As panic ensues with the Russian army moving into Germany, 14 year-old Lore (Saskia Rosendahl – Never Look Away, TV’s Berlin Babylon) is charged by her parents, senior members of the Nazi Party, with the safety of her four younger siblings. They must head north west and the relative safety of Hamburg and their grandparents. A country ravaged by war and faced with starvation, Lore must find a way to protect as she is confronted by the results of her parents beliefs – including needing the help of a young Jew (Kai-Peter Malina – The White Ribbon, Pilgrim) to travel cross-country.
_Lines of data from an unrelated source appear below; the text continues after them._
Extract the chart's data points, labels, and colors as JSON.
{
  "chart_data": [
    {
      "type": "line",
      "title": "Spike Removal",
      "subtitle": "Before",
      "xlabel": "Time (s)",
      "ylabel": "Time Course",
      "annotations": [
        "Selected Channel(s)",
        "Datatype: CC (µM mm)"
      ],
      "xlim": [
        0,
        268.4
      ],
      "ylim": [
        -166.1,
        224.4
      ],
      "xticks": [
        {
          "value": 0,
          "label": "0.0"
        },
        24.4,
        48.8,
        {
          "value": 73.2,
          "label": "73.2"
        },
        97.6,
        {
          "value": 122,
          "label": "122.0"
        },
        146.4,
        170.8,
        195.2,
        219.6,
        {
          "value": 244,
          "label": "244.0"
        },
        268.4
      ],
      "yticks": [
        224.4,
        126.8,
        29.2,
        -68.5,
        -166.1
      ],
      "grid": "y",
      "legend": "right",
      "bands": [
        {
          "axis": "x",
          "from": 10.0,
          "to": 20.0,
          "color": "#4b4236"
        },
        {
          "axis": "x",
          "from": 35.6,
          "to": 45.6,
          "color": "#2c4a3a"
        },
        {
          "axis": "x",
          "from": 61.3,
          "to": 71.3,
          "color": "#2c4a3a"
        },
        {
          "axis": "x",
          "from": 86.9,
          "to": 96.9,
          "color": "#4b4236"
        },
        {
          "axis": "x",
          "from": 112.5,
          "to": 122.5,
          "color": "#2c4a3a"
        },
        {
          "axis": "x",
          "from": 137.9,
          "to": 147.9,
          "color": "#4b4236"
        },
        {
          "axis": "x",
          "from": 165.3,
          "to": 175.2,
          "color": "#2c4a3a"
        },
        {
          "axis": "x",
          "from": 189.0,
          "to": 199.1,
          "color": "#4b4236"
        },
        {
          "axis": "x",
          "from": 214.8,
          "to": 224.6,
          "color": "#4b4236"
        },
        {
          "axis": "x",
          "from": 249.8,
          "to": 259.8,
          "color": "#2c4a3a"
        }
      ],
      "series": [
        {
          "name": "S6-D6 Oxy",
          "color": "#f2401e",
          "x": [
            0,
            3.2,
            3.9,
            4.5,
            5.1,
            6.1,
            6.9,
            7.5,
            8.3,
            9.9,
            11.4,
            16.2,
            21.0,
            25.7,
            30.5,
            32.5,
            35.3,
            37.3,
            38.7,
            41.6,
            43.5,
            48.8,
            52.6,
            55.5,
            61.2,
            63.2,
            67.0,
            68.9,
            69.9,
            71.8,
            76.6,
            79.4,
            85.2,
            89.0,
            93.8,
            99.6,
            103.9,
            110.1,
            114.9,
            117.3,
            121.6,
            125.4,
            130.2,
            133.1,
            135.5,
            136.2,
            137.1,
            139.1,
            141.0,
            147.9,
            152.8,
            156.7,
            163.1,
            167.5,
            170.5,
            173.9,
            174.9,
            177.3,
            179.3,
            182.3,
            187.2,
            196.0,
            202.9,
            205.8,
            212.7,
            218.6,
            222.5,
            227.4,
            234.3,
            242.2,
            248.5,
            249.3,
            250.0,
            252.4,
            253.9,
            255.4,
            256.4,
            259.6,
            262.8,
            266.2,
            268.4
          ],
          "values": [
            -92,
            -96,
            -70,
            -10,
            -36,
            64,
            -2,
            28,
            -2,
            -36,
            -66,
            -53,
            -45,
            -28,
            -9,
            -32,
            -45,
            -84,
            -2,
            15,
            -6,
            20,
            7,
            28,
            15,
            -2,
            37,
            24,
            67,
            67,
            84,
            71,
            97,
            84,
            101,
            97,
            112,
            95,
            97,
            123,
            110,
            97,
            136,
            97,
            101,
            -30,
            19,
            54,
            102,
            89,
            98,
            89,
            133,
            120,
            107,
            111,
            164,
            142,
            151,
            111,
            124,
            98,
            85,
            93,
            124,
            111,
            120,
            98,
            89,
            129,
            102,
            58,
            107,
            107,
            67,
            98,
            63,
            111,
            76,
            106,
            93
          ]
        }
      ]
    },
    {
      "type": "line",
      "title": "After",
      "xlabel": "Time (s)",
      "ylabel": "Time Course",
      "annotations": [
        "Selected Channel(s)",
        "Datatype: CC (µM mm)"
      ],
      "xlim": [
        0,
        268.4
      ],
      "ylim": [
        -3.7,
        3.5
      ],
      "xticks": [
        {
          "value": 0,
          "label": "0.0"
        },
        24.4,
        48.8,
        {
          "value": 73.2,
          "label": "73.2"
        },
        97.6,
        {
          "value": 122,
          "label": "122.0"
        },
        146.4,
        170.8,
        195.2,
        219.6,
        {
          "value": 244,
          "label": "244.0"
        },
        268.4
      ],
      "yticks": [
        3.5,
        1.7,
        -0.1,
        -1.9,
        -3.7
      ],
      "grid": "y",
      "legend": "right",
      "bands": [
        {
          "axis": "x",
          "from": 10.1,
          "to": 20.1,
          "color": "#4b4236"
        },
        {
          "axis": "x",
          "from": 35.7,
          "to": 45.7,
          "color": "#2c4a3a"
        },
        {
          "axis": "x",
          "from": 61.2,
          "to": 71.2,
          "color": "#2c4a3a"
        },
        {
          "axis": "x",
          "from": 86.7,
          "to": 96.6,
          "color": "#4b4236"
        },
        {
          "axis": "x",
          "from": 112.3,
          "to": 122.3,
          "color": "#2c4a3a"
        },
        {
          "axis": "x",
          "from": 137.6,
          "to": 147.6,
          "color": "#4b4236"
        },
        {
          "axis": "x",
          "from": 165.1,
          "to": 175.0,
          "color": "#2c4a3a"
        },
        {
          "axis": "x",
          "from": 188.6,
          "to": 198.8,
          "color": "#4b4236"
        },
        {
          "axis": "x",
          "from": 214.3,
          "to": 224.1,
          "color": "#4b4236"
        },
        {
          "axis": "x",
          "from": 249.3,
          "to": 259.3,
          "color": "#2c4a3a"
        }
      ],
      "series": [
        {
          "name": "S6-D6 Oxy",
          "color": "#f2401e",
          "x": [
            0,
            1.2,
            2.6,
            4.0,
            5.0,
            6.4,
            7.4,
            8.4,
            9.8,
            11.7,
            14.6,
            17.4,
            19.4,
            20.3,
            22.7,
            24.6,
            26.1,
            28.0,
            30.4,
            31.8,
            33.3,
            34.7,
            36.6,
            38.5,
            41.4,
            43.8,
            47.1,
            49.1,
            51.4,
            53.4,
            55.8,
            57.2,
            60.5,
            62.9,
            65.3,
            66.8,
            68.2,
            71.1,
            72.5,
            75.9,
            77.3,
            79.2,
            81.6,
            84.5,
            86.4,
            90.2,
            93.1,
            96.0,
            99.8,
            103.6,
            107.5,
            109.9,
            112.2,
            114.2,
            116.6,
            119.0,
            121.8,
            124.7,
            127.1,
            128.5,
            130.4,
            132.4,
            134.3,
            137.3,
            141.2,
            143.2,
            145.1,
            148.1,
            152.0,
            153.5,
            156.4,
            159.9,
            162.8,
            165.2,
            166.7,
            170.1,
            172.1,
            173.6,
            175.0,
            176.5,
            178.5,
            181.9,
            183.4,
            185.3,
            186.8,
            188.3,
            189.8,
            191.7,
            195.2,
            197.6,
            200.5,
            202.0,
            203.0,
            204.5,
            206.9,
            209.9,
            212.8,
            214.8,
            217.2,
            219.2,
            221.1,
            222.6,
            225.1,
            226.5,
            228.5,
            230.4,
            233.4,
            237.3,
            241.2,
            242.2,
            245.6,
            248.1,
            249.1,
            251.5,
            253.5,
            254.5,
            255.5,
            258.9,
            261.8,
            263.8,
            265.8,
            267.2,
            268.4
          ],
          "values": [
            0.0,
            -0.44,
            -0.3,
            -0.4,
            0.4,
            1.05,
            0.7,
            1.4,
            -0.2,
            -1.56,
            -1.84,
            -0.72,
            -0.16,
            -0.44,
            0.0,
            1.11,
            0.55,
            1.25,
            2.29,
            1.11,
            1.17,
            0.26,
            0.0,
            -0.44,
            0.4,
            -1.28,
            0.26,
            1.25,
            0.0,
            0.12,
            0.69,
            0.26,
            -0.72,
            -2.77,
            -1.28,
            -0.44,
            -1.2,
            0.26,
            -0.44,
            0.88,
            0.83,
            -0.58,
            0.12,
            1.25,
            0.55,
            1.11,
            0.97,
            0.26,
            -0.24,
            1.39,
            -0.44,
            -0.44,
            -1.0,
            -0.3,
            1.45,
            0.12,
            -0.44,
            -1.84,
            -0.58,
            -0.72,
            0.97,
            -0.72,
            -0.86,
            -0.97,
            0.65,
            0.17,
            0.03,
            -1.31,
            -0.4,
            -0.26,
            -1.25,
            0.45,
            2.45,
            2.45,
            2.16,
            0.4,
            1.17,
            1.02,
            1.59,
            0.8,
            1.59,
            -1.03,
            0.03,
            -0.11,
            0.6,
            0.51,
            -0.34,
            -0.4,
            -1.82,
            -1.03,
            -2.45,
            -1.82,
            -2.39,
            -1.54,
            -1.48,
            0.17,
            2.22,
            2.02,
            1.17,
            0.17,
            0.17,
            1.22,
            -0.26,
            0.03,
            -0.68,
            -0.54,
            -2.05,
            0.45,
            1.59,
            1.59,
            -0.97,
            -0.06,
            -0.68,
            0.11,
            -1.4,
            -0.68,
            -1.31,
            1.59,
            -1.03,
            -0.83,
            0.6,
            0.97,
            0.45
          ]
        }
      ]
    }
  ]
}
An Australian/German coproduction directed by Cate Shortland (Somersault, Black Widow) and shot in German, Lore is a raw yet impressionistic gem of tension, fear and sensuality with a sublime soundtrack provided by Max Richter adding to the harrowing end of innocence.

Rating: 78%


A quiet drama set in 1980s East Germany finds a highly-placed Berlin doctor banished to a provincial hospital as punishment for applying for an exit visa.

Distrustful of those around her, Barbara (Nina Hoss – Yella, A Most Wanted Man) remains distant whilst plotting to defect. But, in spite of constant harassment by Stasi agents, Barbara’s values slowly change as she witnesses the commitment of the head of the clinic (Ronald Zehrfeld – The People vs Fritz Bauer, TV’s Babylon Berlin) to his work and the people around him.

A subtle telling by writer/director Christian Petzold (Transit, Yella), Barbara is an understated slowburn as it weaves the personal and the political into its engrossing narrative.